“British Jobs for British Workers”
When Gordon Brown first said this nearly two years ago, I felt distinctly uneasy.
I know when he said it he meant that he wanted to see every British citizen equipped with the skills they needed to get ahead, but I thought then that it would be taken to mean something else. And, anyway, it was an ugly phrase.
Now it’s come back to haunt him.
Over the weekend the Prime Minister said that the wild cat strikes of last week were “indefensible”. Really?
I think the economic circumstances made it pretty likely there was going to be this sort of anger and disruption. And I wouldn’t be surprised if it happened again.
I don’t think we can just dismiss these concerns out of hand. A lot of people share the perception that jobs they want and need are going to foreign workers. There is no denying this. It is not ‘indefensible’ for them to be concerned.
The Prime Minister and the rest of the Cabinet need to address this. They could start by making a strong argument to people out there why the free movement of labour and an outward-forward looking approach to immigration has served this country so well and will continue to do so.
If Brown really wanted to, he could talk of the dangers of protectionism and make the case again why globalisation (not unfettered or unchecked) is best placed to serve this country.
The politicians, academics, bankers and economists at Davos have been doing this all week, but have any of them made this case to their own domestic populations? At Davos, you are preaching to the converted.

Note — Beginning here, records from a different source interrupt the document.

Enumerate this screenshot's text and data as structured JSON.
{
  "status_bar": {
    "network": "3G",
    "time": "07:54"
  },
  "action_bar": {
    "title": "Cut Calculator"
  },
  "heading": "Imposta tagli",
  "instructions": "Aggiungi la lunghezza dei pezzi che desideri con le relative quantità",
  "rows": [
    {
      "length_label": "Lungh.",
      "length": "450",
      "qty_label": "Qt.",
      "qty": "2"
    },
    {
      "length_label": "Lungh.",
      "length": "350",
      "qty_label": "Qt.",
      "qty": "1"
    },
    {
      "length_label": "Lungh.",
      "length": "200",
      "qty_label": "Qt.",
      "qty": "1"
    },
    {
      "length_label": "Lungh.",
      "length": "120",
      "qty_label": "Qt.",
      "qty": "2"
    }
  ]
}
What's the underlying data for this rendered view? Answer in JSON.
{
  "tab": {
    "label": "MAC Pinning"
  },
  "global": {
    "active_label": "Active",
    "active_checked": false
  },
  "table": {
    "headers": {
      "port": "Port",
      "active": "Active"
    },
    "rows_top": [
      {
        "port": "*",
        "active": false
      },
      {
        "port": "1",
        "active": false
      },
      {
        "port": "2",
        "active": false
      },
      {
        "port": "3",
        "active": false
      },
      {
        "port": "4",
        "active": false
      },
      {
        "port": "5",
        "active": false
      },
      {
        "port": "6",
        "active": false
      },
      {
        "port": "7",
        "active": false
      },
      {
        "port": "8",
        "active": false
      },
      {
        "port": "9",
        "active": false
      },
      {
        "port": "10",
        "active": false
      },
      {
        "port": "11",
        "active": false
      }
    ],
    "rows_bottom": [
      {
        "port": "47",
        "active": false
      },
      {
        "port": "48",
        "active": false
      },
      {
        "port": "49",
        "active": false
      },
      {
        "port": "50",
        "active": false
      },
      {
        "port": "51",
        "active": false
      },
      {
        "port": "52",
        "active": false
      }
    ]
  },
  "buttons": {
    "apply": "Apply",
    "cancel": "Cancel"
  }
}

What Brown really needs to do is go into the country on the front foot and explain the situation. The fact is that now that Britain’s economy is faltering, many immigrants who came here from Eastern Europe are returning from whence they came. And what if other countries adopted similar stances? Would the 2.4million Brits living in the rest of Europe suddenly find themselves kicked out because the Italians wanted Italian jobs for Italian workers?
By the same token, I would also find out why it is that companies like Total feel the need to bring in workers from Portugal and Spain and do not use local workers. Is there a reason for this? Has it been explained? Is it because of the local skills base and if so, what can the government do to change this?
The government mustn’t pander to prejudice – because undoubtedly some of this is – but it should also recognise that many people perceive a fundamental unfairness in the balance of work between local citizens and foreign workers.
While I think Frank Field’s suggestion that the government should legislate so companies only use British workers in the first instance, is a step too far, I do think he is right to point out that the government could be doing more to address people’s concerns.
I am still thinking about how you do that (and I am sorry I don’t have the answers yet) but as the economy get worse, this situation is likely to increase.
The Prime Minister should take last week’s strike actions as an early warning.